Il regio editto 27 settembre 1822 n. 1392 (6), oltre a sopprimere i Consigli di Giustizia e a creare i Tribunali di Prefettura, abolisce gli antichi diritti di regalìa e attribuisce ai magistrati stipendi fissi: si consideri che fino ad allora il giudice era retribuito dalle parti attraverso le sportule e non riceveva di regola uno stipendio. Definendo la competenza dei Tribunali di Prefettura, nel titolo secondo di questa legge si sancisce che i giudici di Mandamento abbiano conoscenza delle cause meramente personali che non eccedano il valore di trecento lire, dei danni provocati ai fondi rustici e ai prodotti agricoli, dell’usurpazione di terreni o alberi, dei contenziosi sorti in materia di acque, canali e fossi, delle cause di possesso (art. X), o in materia di gabelle e per la riscossione dei dazi comunali (art. XI); inoltre le sentenze civili dei giudici mandamentali sono dichiarate inappellabili quando non eccedano nella pena pecuniaria il valore di cento lire (art. XIII). Spetta ai giudici l’apposizione e rimozione dei sigilli, la convocazione e la supervisione dei consigli di famiglia per i minori, gli assenti e coloro che siano posti sotto tutela; la cognizione delle cause per interdizione, deputazione di tutori, curatori, consulenti giudiziari appartiene ai Tribunali di Prefettura, così come spetta a questi provvedere agli atti di giurisdizione volontaria e di cause per alienazioni o separazioni di dote: si devono però commissionare ai rispettivi giudici di Mandamento gli atti di raccolta di informazioni e le altre scritture occorrenti per questi provvedimenti (art. XIX). Per le materie criminali, gli artt. XXIV e XXVI prescrivono che la competenza dei giudici di Mandamento venga ristretta alle cause per contravvenzioni ai regolamenti municipali o di polizia per fatti comportanti una pena pecuniaria non eccedente cinquanta lire o il carcere per non più di tre giorni, ai delitti minimi e leggeri contemplati negli artt. 3 e segg. del libro quarto titolo III delle Leggi e costituzioni di Sua Maestà.

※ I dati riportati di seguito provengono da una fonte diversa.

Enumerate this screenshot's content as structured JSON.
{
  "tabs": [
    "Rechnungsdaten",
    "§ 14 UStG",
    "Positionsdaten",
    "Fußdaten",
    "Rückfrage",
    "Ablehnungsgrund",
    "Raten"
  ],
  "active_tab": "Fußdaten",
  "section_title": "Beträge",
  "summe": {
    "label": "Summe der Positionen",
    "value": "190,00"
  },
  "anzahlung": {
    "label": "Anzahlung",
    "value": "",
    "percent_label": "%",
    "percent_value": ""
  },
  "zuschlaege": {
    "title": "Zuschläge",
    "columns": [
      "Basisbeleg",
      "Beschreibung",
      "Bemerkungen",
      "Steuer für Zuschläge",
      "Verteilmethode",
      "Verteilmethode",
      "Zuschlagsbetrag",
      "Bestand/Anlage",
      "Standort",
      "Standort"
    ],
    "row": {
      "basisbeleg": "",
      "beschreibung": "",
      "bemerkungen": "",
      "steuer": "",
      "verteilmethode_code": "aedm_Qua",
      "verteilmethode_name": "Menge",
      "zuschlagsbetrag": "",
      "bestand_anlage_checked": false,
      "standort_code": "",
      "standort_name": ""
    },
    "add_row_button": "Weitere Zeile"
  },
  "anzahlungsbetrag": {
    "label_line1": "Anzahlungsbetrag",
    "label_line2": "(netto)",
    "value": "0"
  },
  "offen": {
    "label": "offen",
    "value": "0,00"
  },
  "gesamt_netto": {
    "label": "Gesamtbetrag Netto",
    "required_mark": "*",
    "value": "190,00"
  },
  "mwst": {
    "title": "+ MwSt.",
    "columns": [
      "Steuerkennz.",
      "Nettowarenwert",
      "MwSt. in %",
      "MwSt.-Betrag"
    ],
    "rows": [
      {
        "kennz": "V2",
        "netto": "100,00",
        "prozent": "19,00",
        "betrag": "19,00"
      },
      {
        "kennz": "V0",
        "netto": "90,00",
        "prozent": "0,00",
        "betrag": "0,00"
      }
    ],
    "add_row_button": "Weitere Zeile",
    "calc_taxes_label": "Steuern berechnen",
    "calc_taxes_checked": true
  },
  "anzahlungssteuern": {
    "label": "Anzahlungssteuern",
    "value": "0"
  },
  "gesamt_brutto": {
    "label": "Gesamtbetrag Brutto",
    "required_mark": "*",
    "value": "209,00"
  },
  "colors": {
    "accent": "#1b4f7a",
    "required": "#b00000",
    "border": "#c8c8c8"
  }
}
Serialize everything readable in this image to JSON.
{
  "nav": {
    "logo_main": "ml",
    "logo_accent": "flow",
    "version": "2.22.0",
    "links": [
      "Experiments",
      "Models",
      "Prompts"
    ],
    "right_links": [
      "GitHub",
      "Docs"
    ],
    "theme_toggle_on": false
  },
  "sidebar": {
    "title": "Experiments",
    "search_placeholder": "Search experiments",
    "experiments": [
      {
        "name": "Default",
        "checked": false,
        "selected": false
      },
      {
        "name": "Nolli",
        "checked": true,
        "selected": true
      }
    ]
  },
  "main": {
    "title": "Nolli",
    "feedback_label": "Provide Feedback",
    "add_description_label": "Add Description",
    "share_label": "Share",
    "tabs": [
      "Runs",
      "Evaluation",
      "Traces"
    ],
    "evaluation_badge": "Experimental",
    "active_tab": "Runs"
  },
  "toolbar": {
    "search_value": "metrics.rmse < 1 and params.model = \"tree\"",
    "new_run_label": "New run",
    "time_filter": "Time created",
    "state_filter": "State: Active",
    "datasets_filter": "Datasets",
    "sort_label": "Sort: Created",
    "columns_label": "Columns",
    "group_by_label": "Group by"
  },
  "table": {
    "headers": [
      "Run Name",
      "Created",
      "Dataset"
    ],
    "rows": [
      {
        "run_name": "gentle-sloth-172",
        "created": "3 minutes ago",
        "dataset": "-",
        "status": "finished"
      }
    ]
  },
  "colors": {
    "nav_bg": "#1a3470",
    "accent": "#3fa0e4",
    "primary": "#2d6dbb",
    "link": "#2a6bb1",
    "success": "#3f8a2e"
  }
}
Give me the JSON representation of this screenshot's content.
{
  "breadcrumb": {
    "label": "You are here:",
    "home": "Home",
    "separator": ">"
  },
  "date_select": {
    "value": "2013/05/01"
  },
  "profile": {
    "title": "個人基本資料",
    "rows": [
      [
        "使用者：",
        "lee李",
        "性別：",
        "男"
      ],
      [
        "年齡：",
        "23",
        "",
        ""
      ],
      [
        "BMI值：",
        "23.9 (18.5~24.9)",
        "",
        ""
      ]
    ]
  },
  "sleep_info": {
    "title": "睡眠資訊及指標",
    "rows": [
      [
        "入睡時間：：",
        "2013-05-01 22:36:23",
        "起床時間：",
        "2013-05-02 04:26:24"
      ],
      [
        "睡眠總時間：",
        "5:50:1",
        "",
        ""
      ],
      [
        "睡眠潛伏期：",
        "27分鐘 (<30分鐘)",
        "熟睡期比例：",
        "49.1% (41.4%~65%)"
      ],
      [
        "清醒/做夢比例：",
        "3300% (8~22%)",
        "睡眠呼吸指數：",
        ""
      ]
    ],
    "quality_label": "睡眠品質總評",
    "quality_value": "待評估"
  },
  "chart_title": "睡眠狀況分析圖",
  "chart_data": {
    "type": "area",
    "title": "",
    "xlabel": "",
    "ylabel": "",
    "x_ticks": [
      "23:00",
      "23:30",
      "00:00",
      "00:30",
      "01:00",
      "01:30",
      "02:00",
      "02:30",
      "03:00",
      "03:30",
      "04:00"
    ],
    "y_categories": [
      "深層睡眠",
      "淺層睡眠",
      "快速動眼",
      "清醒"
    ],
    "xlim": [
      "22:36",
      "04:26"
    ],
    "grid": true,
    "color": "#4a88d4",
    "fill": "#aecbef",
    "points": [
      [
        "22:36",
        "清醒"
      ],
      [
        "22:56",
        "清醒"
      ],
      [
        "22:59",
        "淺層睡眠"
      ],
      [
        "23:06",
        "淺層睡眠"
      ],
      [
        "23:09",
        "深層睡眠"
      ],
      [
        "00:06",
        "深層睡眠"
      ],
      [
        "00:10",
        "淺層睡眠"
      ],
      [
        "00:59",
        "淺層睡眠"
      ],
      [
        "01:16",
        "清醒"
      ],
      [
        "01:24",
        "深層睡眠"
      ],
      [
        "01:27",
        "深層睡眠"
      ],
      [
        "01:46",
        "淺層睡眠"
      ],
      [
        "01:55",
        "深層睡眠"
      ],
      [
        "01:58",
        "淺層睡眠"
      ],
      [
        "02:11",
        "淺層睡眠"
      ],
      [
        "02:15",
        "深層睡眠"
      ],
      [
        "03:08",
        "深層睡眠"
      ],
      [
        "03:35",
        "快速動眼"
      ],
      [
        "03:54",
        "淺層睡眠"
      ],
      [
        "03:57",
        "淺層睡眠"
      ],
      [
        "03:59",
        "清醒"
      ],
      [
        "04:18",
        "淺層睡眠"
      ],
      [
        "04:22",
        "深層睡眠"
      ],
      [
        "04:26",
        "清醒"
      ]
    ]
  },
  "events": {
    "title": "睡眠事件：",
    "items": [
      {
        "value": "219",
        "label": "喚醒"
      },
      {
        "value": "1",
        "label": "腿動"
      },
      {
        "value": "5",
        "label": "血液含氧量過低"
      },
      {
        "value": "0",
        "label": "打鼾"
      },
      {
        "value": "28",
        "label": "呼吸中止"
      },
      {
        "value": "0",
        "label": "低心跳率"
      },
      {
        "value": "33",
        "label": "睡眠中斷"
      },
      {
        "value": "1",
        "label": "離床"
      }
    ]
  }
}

Il Codice di procedura penale emanato da Carlo Alberto il 30 ottobre 1847 e in vigore dal 1 maggio 1848 ridefinisce in maniera organica le competenze, le caratteristiche e l’esecuzione dei procedimenti penali; allo stesso modo opera per i contenziosi di natura civile il successivo Codice di procedura civile (7), promulgato da Vittorio Emanuele II con legge 16 luglio 1854 e in esecuzione dal 1 aprile dell’anno successivo. Entrambi i codici, rivisti e aggiornati in vista della loro successiva applicazione all’Italia unificata, sono stati pubblicati con legge 20 novembre 1859, con osservanza dal 1 maggio 1860; questi codici vengono integrati il 15 aprile 1860 con i relativi regolamenti applicativi. Nel frattempo viene decretata l’inamovibilità dei giudici, e quindi una loro maggiore indipendenza dal potere esecutivo, con la legge 19 maggio 1851 n. 1186 (8).
La legge 13 novembre 1859 n. 3781 sull’ordinamento giudiziario (9) elenca e definisce le autorità alle quali è affidata l’amministrazione della giustizia, ponendo alla base della struttura gerarchica i giudici di Mandamento e di Polizia (art. 1), descrive i requisiti, gli obblighi e le modalità di immissione negli uffici giudiziari (artt. 4-8). Il capo I titolo secondo di questo decreto tratta in particolare dei requisiti e degli obblighi dei giudici di Mandamento o di Polizia e dei vice-giudici: i giudici (artt. 20-25) devono essere laureati in legge e avere compiuto un uditorato di tre anni, o essere avvocati patrocinanti con alle spalle sei anni di esercizio effettivo davanti ai Tribunali o alle Corti, oppure vice-giudici laureati in legge e in carica da almeno sei anni. Il titolo VII (capi I-II) e il titolo VIII, in maniera analoga agli articoli sopra citati, definiscono requisiti ed obblighi rispettivamente dei segretari addetti alla Giudicatura (artt. 186-188, 195-199), degli scrivani (artt. 203-205), degli uscieri (artt. 206-223). A completamento della legislazione sulla struttura giudiziaria del Regno, la legge 20 novembre 1859 n. 3782 (10) fissa gli stipendi per i funzionari di ogni grado dell’ordine giudiziario.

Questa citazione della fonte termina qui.